A geopolítica no contexto das decisões empresariais

Luciana Barbetta, head de Public Affairs na Weber Shandwick, escreveu com exclusividade para a Revista Abrig Digital. No artigo, ela aborda a importância do planejamento empresarial adequado para lidar com momentos de crise e como os valores, tanto da marca quanto do país sede da organização, devem ser as premissas para os posicionamentos corporativos nesses cenários de conflito geopolítico. Confira o artigo a seguir:

A política nacional costuma ser uma importante variável considerada pelas empresas para o direcionamento de suas ações e posicionamentos. Em tempos de cadeias globais de valor, o equilíbrio geopolítico das multinacionais é determinante para a manutenção e sucesso tanto do negócio quanto da estabilidade econômica. O relacionamento público-privado ganha contornos locais, regionais ou globais a depender da questão, e os recentes conflitos na Ucrânia evidenciaram de maneira extrema quão delicado ao negócio e à reputação pode ser um posicionamento e quão despreparadas para uma crise dessa natureza estavam as corporações à eclosão do conflito. Em sua maioria, optaram por se recolher e observar com cautela enquanto corriam nos bastidores elaborando sua posição adequada a cada praça.


Seja na adaptação da operação ou na segmentação de discurso, porta-vozes e executivos tomadores de decisão não estão omissos em questões outrora exclusivamente estatais. É um dos aspectos que abordamos recentemente no estudo “País de Origem como Stakeholder: O Crescente Risco Geopolítico para Líderes de Negócios”, realizado pela Weber Shandwick em parceria com a KRC Research e recém premiado pelo SABRE Awards 2022. Foram entrevistados 1.217 executivos de alto nível em 12 países, sendo 102 atuando no Brasil em empresas de sede nacional. Todos os participantes ​​são membros de board ou se reportam diretamente ao board, lideram empresas multinacionais de grande porte que geram um mínimo de US$ 500 milhões em receita anual e têm pelo menos 500 funcionários. Os brasileiros foram os que atribuíram maior importância ao alinhamento das decisões de negócio aos valores nacionais do país de origem de suas empresas e um dos poucos mercados pesquisados (2 em 12) a classificar instabilidade política como um dos cinco principais riscos geopolítico para o ambiente de negócios.

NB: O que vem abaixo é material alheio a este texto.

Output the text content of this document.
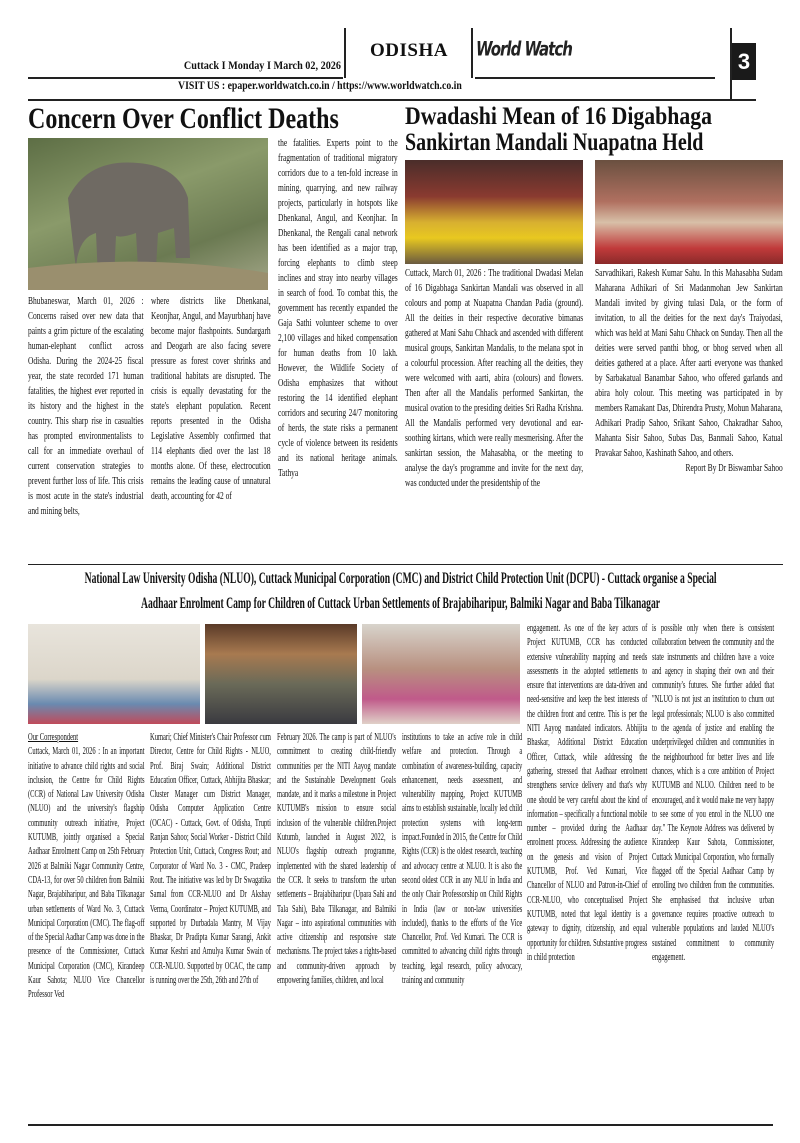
Cuttack I Monday I March 02, 2026
ODISHA	World Watch	3
VISIT US : epaper.worldwatch.co.in / https://www.worldwatch.co.in
Concern Over Conflict Deaths
Bhubaneswar, March 01, 2026 : Concerns raised over new data that paints a grim picture of the escalating human-elephant conflict across Odisha. During the 2024-25 fiscal year, the state recorded 171 human fatalities, the highest ever reported in its history and the highest in the country. This sharp rise in casualties has prompted environmentalists to call for an immediate overhaul of current conservation strategies to prevent further loss of life. This crisis is most acute in the state's industrial and mining belts,
where districts like Dhenkanal, Keonjhar, Angul, and Mayurbhanj have become major flashpoints. Sundargarh and Deogarh are also facing severe pressure as forest cover shrinks and traditional habitats are disrupted. The crisis is equally devastating for the state's elephant population. Recent reports presented in the Odisha Legislative Assembly confirmed that 114 elephants died over the last 18 months alone. Of these, electrocution remains the leading cause of unnatural death, accounting for 42 of
the fatalities. Experts point to the fragmentation of traditional migratory corridors due to a ten-fold increase in mining, quarrying, and new railway projects, particularly in hotspots like Dhenkanal, Angul, and Keonjhar. In Dhenkanal, the Rengali canal network has been identified as a major trap, forcing elephants to climb steep inclines and stray into nearby villages in search of food. To combat this, the government has recently expanded the Gaja Sathi volunteer scheme to over 2,100 villages and hiked compensation for human deaths from 10 lakh. However, the Wildlife Society of Odisha emphasizes that without restoring the 14 identified elephant corridors and securing 24/7 monitoring of herds, the state risks a permanent cycle of violence between its residents and its national heritage animals. Tathya
Dwadashi Mean of 16 Digabhaga
Sankirtan Mandali Nuapatna Held
Cuttack, March 01, 2026 : The traditional Dwadasi Melan of 16 Digabhaga Sankirtan Mandali was observed in all colours and pomp at Nuapatna Chandan Padia (ground). All the deities in their respective decorative bimanas gathered at Mani Sahu Chhack and ascended with different musical groups, Sankirtan Mandalis, to the melana spot in a colourful procession. After reaching all the deities, they were welcomed with aarti, abira (colours) and flowers. Then after all the Mandalis performed Sankirtan, the musical ovation to the presiding deities Sri Radha Krishna. All the Mandalis performed very devotional and ear-soothing kirtans, which were really mesmerising. After the sankirtan session, the Mahasabha, or the meeting to analyse the day's programme and invite for the next day, was conducted under the presidentship of the
Sarvadhikari, Rakesh Kumar Sahu. In this Mahasabha Sudam Maharana Adhikari of Sri Madanmohan Jew Sankirtan Mandali invited by giving tulasi Dala, or the form of invitation, to all the deities for the next day's Traiyodasi, which was held at Mani Sahu Chhack on Sunday. Then all the deities were served panthi bhog, or bhog served when all deities gathered at a place. After aarti everyone was thanked by Sarbakatual Banambar Sahoo, who offered garlands and abira holy colour. This meeting was participated in by members Ramakant Das, Dhirendra Prusty, Mohun Maharana, Adhikari Pradip Sahoo, Srikant Sahoo, Chakradhar Sahoo, Mahanta Sisir Sahoo, Subas Das, Banmali Sahoo, Katual Pravakar Sahoo, Kashinath Sahoo, and others.
Report By Dr Biswambar Sahoo
National Law University Odisha (NLUO), Cuttack Municipal Corporation (CMC) and District Child Protection Unit (DCPU) - Cuttack organise a Special
Aadhaar Enrolment Camp for Children of Cuttack Urban Settlements of Brajabiharipur, Balmiki Nagar and Baba Tilkanagar
Our Correspondent
Cuttack, March 01, 2026 : In an important initiative to advance child rights and social inclusion, the Centre for Child Rights (CCR) of National Law University Odisha (NLUO) and the university's flagship community outreach initiative, Project KUTUMB, jointly organised a Special Aadhaar Enrolment Camp on 25th February 2026 at Balmiki Nagar Community Centre, CDA-13, for over 50 children from Balmiki Nagar, Brajabiharipur, and Baba Tilkanagar urban settlements of Ward No. 3, Cuttack Municipal Corporation (CMC). The flag-off of the Special Aadhar Camp was done in the presence of the Commissioner, Cuttack Municipal Corporation (CMC), Kirandeep Kaur Sahota; NLUO Vice Chancellor Professor Ved
Kumari; Chief Minister's Chair Professor cum Director, Centre for Child Rights - NLUO, Prof. Biraj Swain; Additional District Education Officer, Cuttack, Abhijita Bhaskar; Cluster Manager cum District Manager, Odisha Computer Application Centre (OCAC) - Cuttack, Govt. of Odisha, Trupti Ranjan Sahoo; Social Worker - District Child Protection Unit, Cuttack, Congress Rout; and Corporator of Ward No. 3 - CMC, Pradeep Rout. The initiative was led by Dr Swagatika Samal from CCR-NLUO and Dr Akshay Verma, Coordinator – Project KUTUMB, and supported by Durbadala Mantry, M Vijay Bhaskar, Dr Pradipta Kumar Sarangi, Ankit Kumar Keshri and Amulya Kumar Swain of CCR-NLUO. Supported by OCAC, the camp is running over the 25th, 26th and 27th of
February 2026. The camp is part of NLUO's commitment to creating child-friendly communities per the NITI Aayog mandate and the Sustainable Development Goals mandate, and it marks a milestone in Project KUTUMB's mission to ensure social inclusion of the vulnerable children.Project Kutumb, launched in August 2022, is NLUO's flagship outreach programme, implemented with the shared leadership of the CCR. It seeks to transform the urban settlements – Brajabiharipur (Upara Sahi and Tala Sahi), Baba Tilkanagar, and Balmiki Nagar – into aspirational communities with active citizenship and responsive state mechanisms. The project takes a rights-based and community-driven approach by empowering families, children, and local
institutions to take an active role in child welfare and protection. Through a combination of awareness-building, capacity enhancement, needs assessment, and vulnerability mapping, Project KUTUMB aims to establish sustainable, locally led child protection systems with long-term impact.Founded in 2015, the Centre for Child Rights (CCR) is the oldest research, teaching and advocacy centre at NLUO. It is also the second oldest CCR in any NLU in India and the only Chair Professorship on Child Rights in India (law or non-law universities included), thanks to the efforts of the Vice Chancellor, Prof. Ved Kumari. The CCR is committed to advancing child rights through teaching, legal research, policy advocacy, training and community
engagement. As one of the key actors of Project KUTUMB, CCR has conducted extensive vulnerability mapping and needs assessments in the adopted settlements to ensure that interventions are data-driven and need-sensitive and keep the best interests of the children front and centre. This is per the NITI Aayog mandated indicators. Abhijita Bhaskar, Additional District Education Officer, Cuttack, while addressing the gathering, stressed that Aadhaar enrolment strengthens service delivery and that's why one should be very careful about the kind of information – specifically a functional mobile number – provided during the Aadhaar enrolment process. Addressing the audience on the genesis and vision of Project KUTUMB, Prof. Ved Kumari, Vice Chancellor of NLUO and Patron-in-Chief of CCR-NLUO, who conceptualised Project KUTUMB, noted that legal identity is a gateway to dignity, citizenship, and equal opportunity for children. Substantive progress in child protection
is possible only when there is consistent collaboration between the community and the state instruments and children have a voice and agency in shaping their own and their community's futures. She further added that "NLUO is not just an institution to churn out legal professionals; NLUO is also committed to the agenda of justice and enabling the underprivileged children and communities in the neighbourhood for better lives and life chances, which is a core ambition of Project KUTUMB and NLUO. Children need to be encouraged, and it would make me very happy to see some of you enrol in the NLUO one day." The Keynote Address was delivered by Kirandeep Kaur Sahota, Commissioner, Cuttack Municipal Corporation, who formally flagged off the Special Aadhaar Camp by enrolling two children from the communities. She emphasised that inclusive urban governance requires proactive outreach to vulnerable populations and lauded NLUO's sustained commitment to community engagement.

O Estado não é apenas stakeholder no âmbito de RIG, mas um ente em constante simbiose com a opinião pública de sua população, principalmente para setores altamente regulamentados. Chama atenção nas entrevistas realizadas ao longo de 2021 a baixa importância relativa atribuída a mudanças climáticas dentre os elementos externos prioritários considerados na tomada de decisão, ainda que em ano de COP26 e de ascensão da presença do ESG nos planos, projetos e campanhas. A causa ambiental é um bom exemplo de questão em que a iniciativa privada recentemente se apropriou de vácuos de comprometimento governamental, ocupando espaços narrativos e de responsabilidade compartilhada, com metas e planos de ação paraestatais.


Quando questionados sobre quão preparados estão os altos executivos de suas empresas para lidarem com crises geopolíticas, a maioria dos brasileiros não se considerou preparada: 78% dizem que sua empresa é mais reativa do que proativa quando se trata de risco geopolítico e 41% dizem que os líderes seniores de sua empresa não estão prontos para lidar com esse tipo de situação. Exemplo de reatividade é o que estivemos vendo nas últimas semanas de crise, marcas que deixaram a Rússia, com perdas no curto prazo, mas protegendo-se de impactos exponenciais em suas ações e na mancha reputacional. Muitas empresas optaram pelo recolhimento e a ênfase no discurso cauteloso sobre o lado humanitário.


A consonância entre os valores do país de origem e a fidelidade aos da marca, se bem estabelecidos, servem de âncora para os posicionamentos corporativos em crises. Há analistas que encaram a absorção desses papeis pela iniciativa privada – de influência ou mesmo de comprometimento com metas como as climáticas mencionadas – e a predominância das cadeias globais de valor como uma progressiva diluição de fronteiras nacionais. A crise ucraniana sugere que não é bem assim, mas que a concertação em torno dos mecanismos privados tem seu papel de peso no jogo de xadrez global.


*Os conteúdos publicados são de inteira responsabilidade de seus autores. As opiniões neles emitidas não exprimem, necessariamente, o ponto de vista da Abrig.